What I’ve been reading

1. Andrew Mango, Ataturk: The Biography of the Founder of Modern Turkey.  A pleasurable read and full of information.  For me it was most useful as a foreign policy history of Turkey, more than a biography of Ataturk himself.  One implication is that Turkey won’t be making too many more concessions on the global stage, or for that matter with the Kurds.

2. Virginia Woolf, On Being Ill.  This is insanely good, and I can’t believe I had never read it before.  It’s super short, but a thrilling reading experience at every word.  It’s in the “jaw hits floor” category.

3. Thomas P. Hughes, Networks of Power: Electrification in Western Society, 1880-1930.  The best history of electrical infrastructure which I have found.  It is very good on explaining the difficulties in organizing an entire economy around electricity and why it took so long.  It is also fascinating on why the English lagged behind the Germans and Americans in the transition to electricity, in large part because of local interest group politics.  It sheds light on the “mystery” of British decline.  A long, nerdy book, with unintelligible Cooper Union-like diagrams, I loved it.  It’s one of mankind’s most stirring stories.

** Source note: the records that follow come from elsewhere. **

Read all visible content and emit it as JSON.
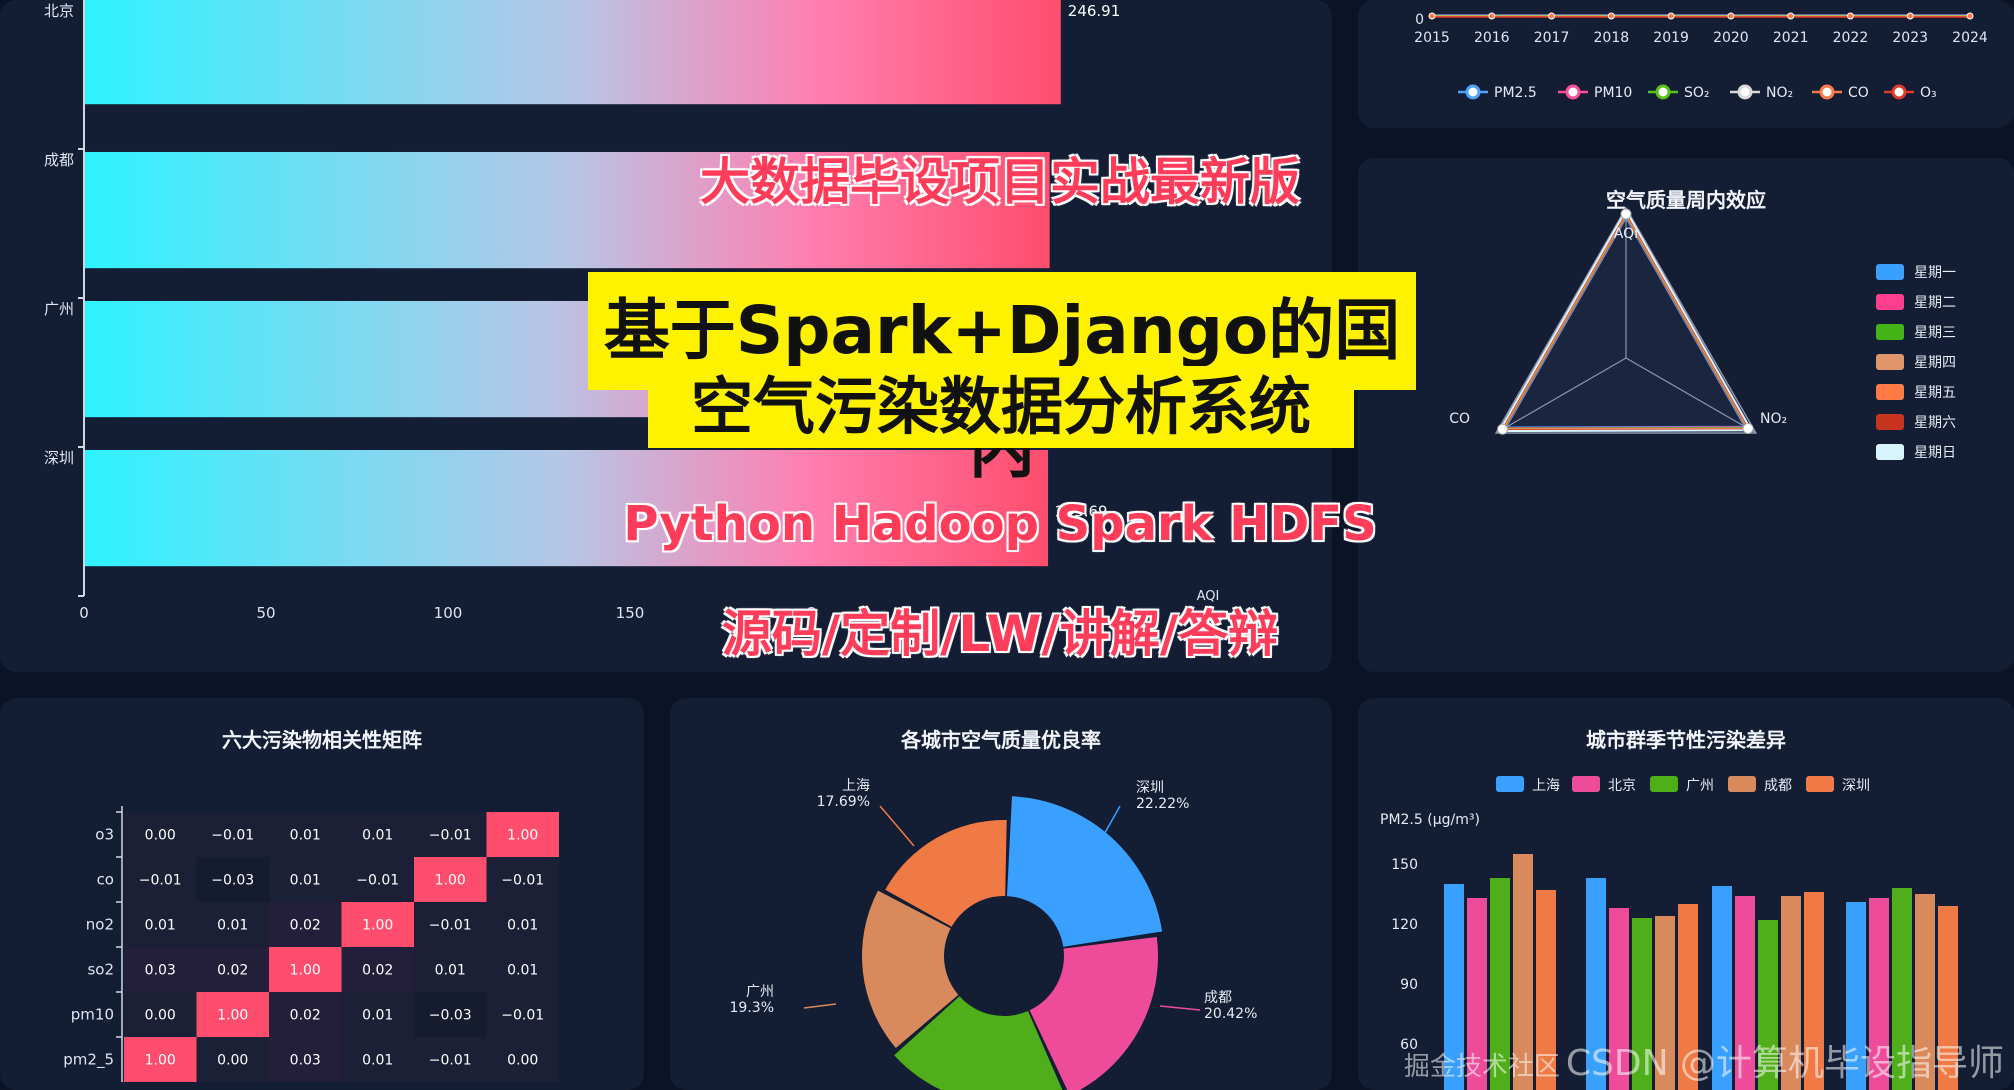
{
  "overlay": {
    "line1": "大数据毕设项目实战最新版",
    "title_line1": "基于Spark+Django的国内",
    "title_line2": "空气污染数据分析系统",
    "tech": "Python Hadoop Spark HDFS",
    "services": "源码/定制/LW/讲解/答辩",
    "watermark": "CSDN @计算机毕设指导师",
    "watermark_tail": "掘金技术社区"
  },
  "chart_data": [
    {
      "type": "bar",
      "orientation": "horizontal",
      "categories": [
        "北京",
        "成都",
        "广州",
        "深圳"
      ],
      "values": [
        246.91,
        244.1,
        233.3,
        243.69
      ],
      "value_labels": [
        "246.91",
        "",
        "",
        "243.69"
      ],
      "xlim": [
        0,
        250
      ],
      "xticks": [
        "0",
        "50",
        "100",
        "150",
        "2"
      ],
      "xlabel": "AQI",
      "colors": [
        "#2ef3ff",
        "#ff4d6d"
      ]
    },
    {
      "type": "line",
      "x": [
        "2015",
        "2016",
        "2017",
        "2018",
        "2019",
        "2020",
        "2021",
        "2022",
        "2023",
        "2024"
      ],
      "ytick": "0",
      "series": [
        {
          "name": "PM2.5",
          "color": "#4aa3ff"
        },
        {
          "name": "PM10",
          "color": "#ff4f9a"
        },
        {
          "name": "SO₂",
          "color": "#58c21a"
        },
        {
          "name": "NO₂",
          "color": "#d9d9d9"
        },
        {
          "name": "CO",
          "color": "#ff7a45"
        },
        {
          "name": "O₃",
          "color": "#e23a2a"
        }
      ]
    },
    {
      "type": "radar",
      "title": "空气质量周内效应",
      "indicators": [
        "AQI",
        "NO₂",
        "CO"
      ],
      "legend": [
        {
          "name": "星期一",
          "color": "#3aa0ff"
        },
        {
          "name": "星期二",
          "color": "#ff3f8e"
        },
        {
          "name": "星期三",
          "color": "#44b316"
        },
        {
          "name": "星期四",
          "color": "#e0956b"
        },
        {
          "name": "星期五",
          "color": "#ff7a45"
        },
        {
          "name": "星期六",
          "color": "#c8331e"
        },
        {
          "name": "星期日",
          "color": "#d8f4ff"
        }
      ],
      "values": [
        0.96,
        0.94,
        0.95
      ]
    },
    {
      "type": "heatmap",
      "title": "六大污染物相关性矩阵",
      "rows": [
        "o3",
        "co",
        "no2",
        "so2",
        "pm10",
        "pm2_5"
      ],
      "cells": [
        [
          "0.00",
          "−0.01",
          "0.01",
          "0.01",
          "−0.01",
          "1.00"
        ],
        [
          "−0.01",
          "−0.03",
          "0.01",
          "−0.01",
          "1.00",
          "−0.01"
        ],
        [
          "0.01",
          "0.01",
          "0.02",
          "1.00",
          "−0.01",
          "0.01"
        ],
        [
          "0.03",
          "0.02",
          "1.00",
          "0.02",
          "0.01",
          "0.01"
        ],
        [
          "0.00",
          "1.00",
          "0.02",
          "0.01",
          "−0.03",
          "−0.01"
        ],
        [
          "1.00",
          "0.00",
          "0.03",
          "0.01",
          "−0.01",
          "0.00"
        ]
      ],
      "values": [
        [
          0.0,
          -0.01,
          0.01,
          0.01,
          -0.01,
          1.0
        ],
        [
          -0.01,
          -0.03,
          0.01,
          -0.01,
          1.0,
          -0.01
        ],
        [
          0.01,
          0.01,
          0.02,
          1.0,
          -0.01,
          0.01
        ],
        [
          0.03,
          0.02,
          1.0,
          0.02,
          0.01,
          0.01
        ],
        [
          0.0,
          1.0,
          0.02,
          0.01,
          -0.03,
          -0.01
        ],
        [
          1.0,
          0.0,
          0.03,
          0.01,
          -0.01,
          0.0
        ]
      ]
    },
    {
      "type": "pie",
      "title": "各城市空气质量优良率",
      "slices": [
        {
          "name": "深圳",
          "value": 22.22,
          "label": "22.22%",
          "color": "#3aa0ff"
        },
        {
          "name": "成都",
          "value": 20.42,
          "label": "20.42%",
          "color": "#ef4b9b"
        },
        {
          "name": "",
          "value": 20.32,
          "label": "",
          "color": "#4fae1a"
        },
        {
          "name": "广州",
          "value": 19.3,
          "label": "19.3%",
          "color": "#d98a5c"
        },
        {
          "name": "上海",
          "value": 17.69,
          "label": "17.69%",
          "color": "#ef7a45"
        }
      ]
    },
    {
      "type": "bar",
      "title": "城市群季节性污染差异",
      "ylabel": "PM2.5 (μg/m³)",
      "yticks": [
        60,
        90,
        120,
        150
      ],
      "ylim": [
        40,
        160
      ],
      "series": [
        {
          "name": "上海",
          "color": "#3aa0ff"
        },
        {
          "name": "北京",
          "color": "#ef4b9b"
        },
        {
          "name": "广州",
          "color": "#4fae1a"
        },
        {
          "name": "成都",
          "color": "#d98a5c"
        },
        {
          "name": "深圳",
          "color": "#ef7a45"
        }
      ],
      "groups": [
        [
          140,
          133,
          143,
          155,
          137
        ],
        [
          143,
          128,
          123,
          124,
          130
        ],
        [
          139,
          134,
          122,
          134,
          136
        ],
        [
          131,
          133,
          138,
          135,
          129
        ]
      ]
    }
  ]
}
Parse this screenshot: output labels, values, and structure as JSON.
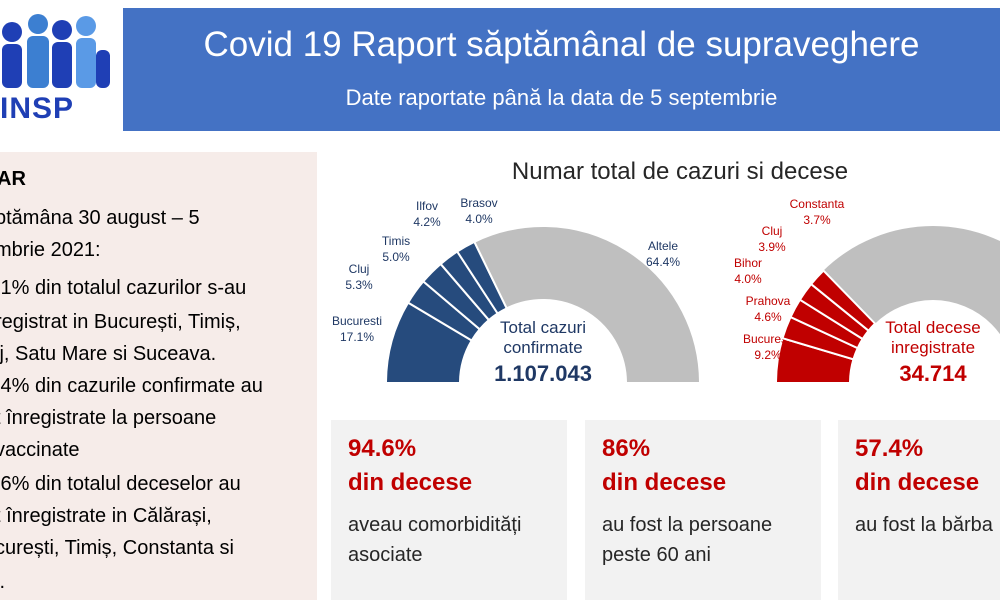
{
  "logo": {
    "text": "INSP"
  },
  "header": {
    "title": "Covid 19 Raport săptămânal de supraveghere",
    "subtitle": "Date raportate până la data de 5 septembrie"
  },
  "summary": {
    "heading": "AR",
    "lines": [
      "ptămâna 30 august – 5",
      "mbrie 2021:",
      ",1% din totalul cazurilor s-au",
      "registrat in București, Timiș,",
      "ij, Satu Mare si Suceava.",
      ",4% din cazurile confirmate au",
      "t înregistrate la persoane",
      "vaccinate",
      ",6% din totalul deceselor au",
      "t înregistrate in Călărași,",
      "curești, Timiș, Constanta si",
      "i."
    ]
  },
  "chart_data": [
    {
      "type": "pie",
      "title": "Numar total de cazuri si decese",
      "center_label": [
        "Total cazuri",
        "confirmate"
      ],
      "center_value": "1.107.043",
      "slices": [
        {
          "label": "Bucuresti",
          "value_label": "17.1%",
          "value": 17.1,
          "color": "#264b7d"
        },
        {
          "label": "Cluj",
          "value_label": "5.3%",
          "value": 5.3,
          "color": "#264b7d"
        },
        {
          "label": "Timis",
          "value_label": "5.0%",
          "value": 5.0,
          "color": "#264b7d"
        },
        {
          "label": "Ilfov",
          "value_label": "4.2%",
          "value": 4.2,
          "color": "#264b7d"
        },
        {
          "label": "Brasov",
          "value_label": "4.0%",
          "value": 4.0,
          "color": "#264b7d"
        },
        {
          "label": "Altele",
          "value_label": "64.4%",
          "value": 64.4,
          "color": "#bfbfbf"
        }
      ]
    },
    {
      "type": "pie",
      "title": "",
      "center_label": [
        "Total decese",
        "inregistrate"
      ],
      "center_value": "34.714",
      "slices": [
        {
          "label": "Bucuresti",
          "value_label": "9.2%",
          "value": 9.2,
          "color": "#c00000"
        },
        {
          "label": "Prahova",
          "value_label": "4.6%",
          "value": 4.6,
          "color": "#c00000"
        },
        {
          "label": "Bihor",
          "value_label": "4.0%",
          "value": 4.0,
          "color": "#c00000"
        },
        {
          "label": "Cluj",
          "value_label": "3.9%",
          "value": 3.9,
          "color": "#c00000"
        },
        {
          "label": "Constanta",
          "value_label": "3.7%",
          "value": 3.7,
          "color": "#c00000"
        }
      ]
    }
  ],
  "cards": [
    {
      "pct": "94.6%",
      "sub": "din decese",
      "desc": [
        "aveau comorbidități",
        "asociate"
      ]
    },
    {
      "pct": "86%",
      "sub": "din decese",
      "desc": [
        "au fost la persoane",
        "peste 60 ani"
      ]
    },
    {
      "pct": "57.4%",
      "sub": "din decese",
      "desc": [
        "au fost la bărba"
      ]
    }
  ],
  "colors": {
    "header": "#4472c4",
    "accent_red": "#c00000",
    "accent_blue": "#264b7d",
    "grey": "#bfbfbf"
  }
}
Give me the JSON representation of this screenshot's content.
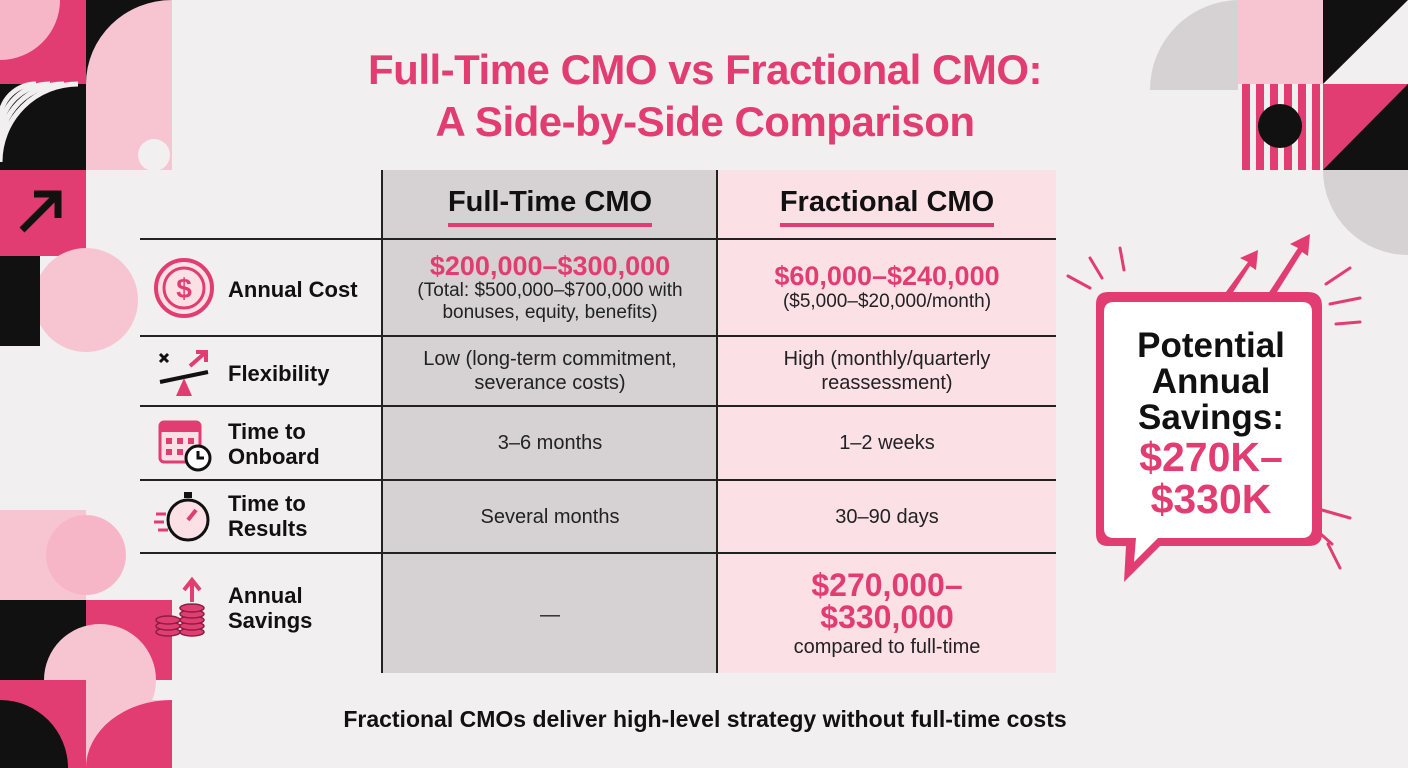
{
  "title": {
    "line1": "Full-Time CMO vs Fractional CMO:",
    "line2": "A Side-by-Side Comparison"
  },
  "table": {
    "headers": {
      "full_time": "Full-Time CMO",
      "fractional": "Fractional CMO"
    },
    "rows": [
      {
        "icon": "dollar-coin-icon",
        "label": "Annual Cost",
        "full_time": {
          "main": "$200,000–$300,000",
          "sub": "(Total: $500,000–$700,000 with bonuses, equity, benefits)"
        },
        "fractional": {
          "main": "$60,000–$240,000",
          "sub": "($5,000–$20,000/month)"
        }
      },
      {
        "icon": "seesaw-arrow-icon",
        "label": "Flexibility",
        "full_time": "Low (long-term commitment, severance costs)",
        "fractional": "High (monthly/quarterly reassessment)"
      },
      {
        "icon": "calendar-clock-icon",
        "label_line1": "Time to",
        "label_line2": "Onboard",
        "full_time": "3–6 months",
        "fractional": "1–2 weeks"
      },
      {
        "icon": "stopwatch-icon",
        "label_line1": "Time to",
        "label_line2": "Results",
        "full_time": "Several months",
        "fractional": "30–90 days"
      },
      {
        "icon": "coin-stack-arrow-icon",
        "label_line1": "Annual",
        "label_line2": "Savings",
        "full_time": "—",
        "fractional": {
          "main_line1": "$270,000–",
          "main_line2": "$330,000",
          "sub": "compared to full-time"
        }
      }
    ]
  },
  "callout": {
    "line1": "Potential",
    "line2": "Annual",
    "line3": "Savings:",
    "value_line1": "$270K–",
    "value_line2": "$330K"
  },
  "footer": "Fractional CMOs deliver high-level strategy without full-time costs",
  "colors": {
    "accent": "#e23d72",
    "light_pink": "#fbe0e6",
    "gray_column": "#d6d1d2",
    "background": "#f2eff0"
  }
}
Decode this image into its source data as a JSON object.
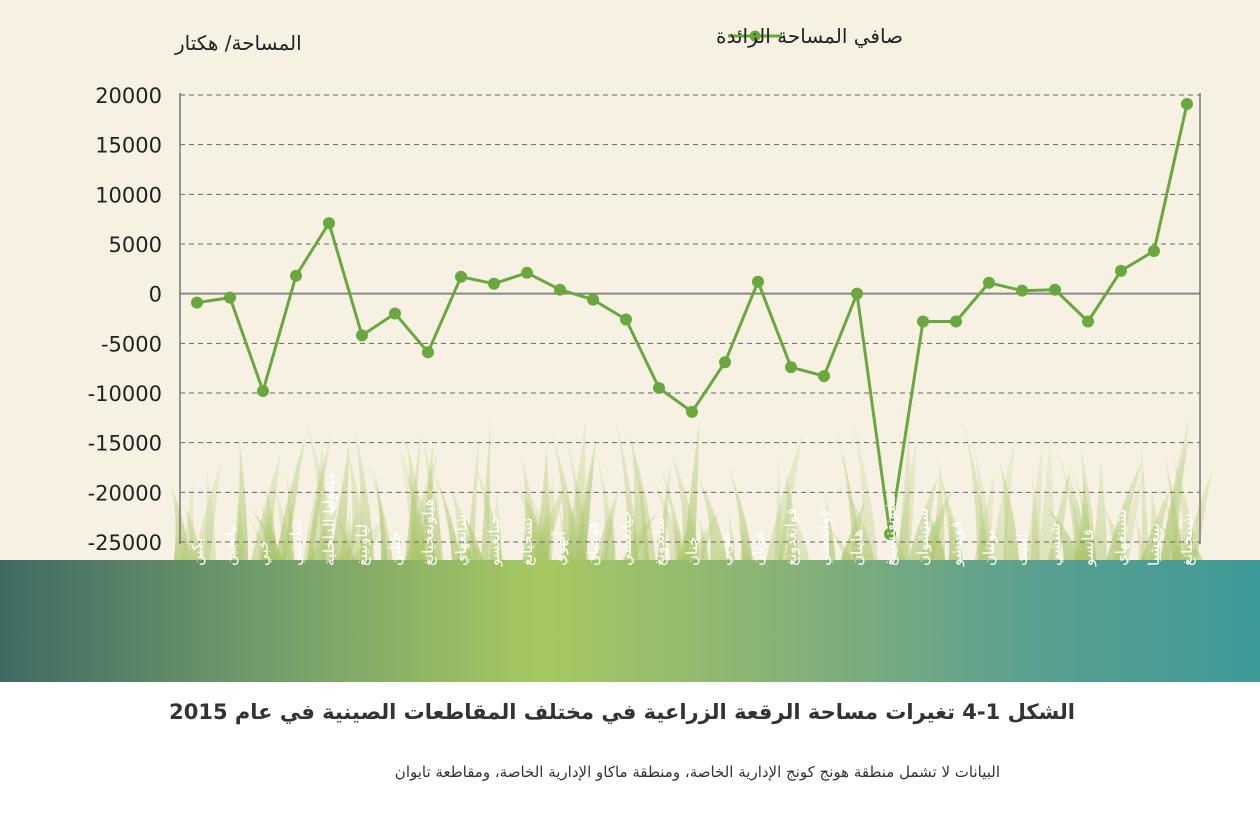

4. Owen Hatherley, A Guide to the New Ruins of Great Britain.  I didn’t enjoy this book, so I didn’t read much of it, but I thought it was splendid in conception.  It requires some working knowledge of British urban landscapes and I, for one, have never been to Sheffield.  It’s a smartly written conceptual survey of the empty buildings that have come to populate British cities and I am sorry that I wasn’t up to it.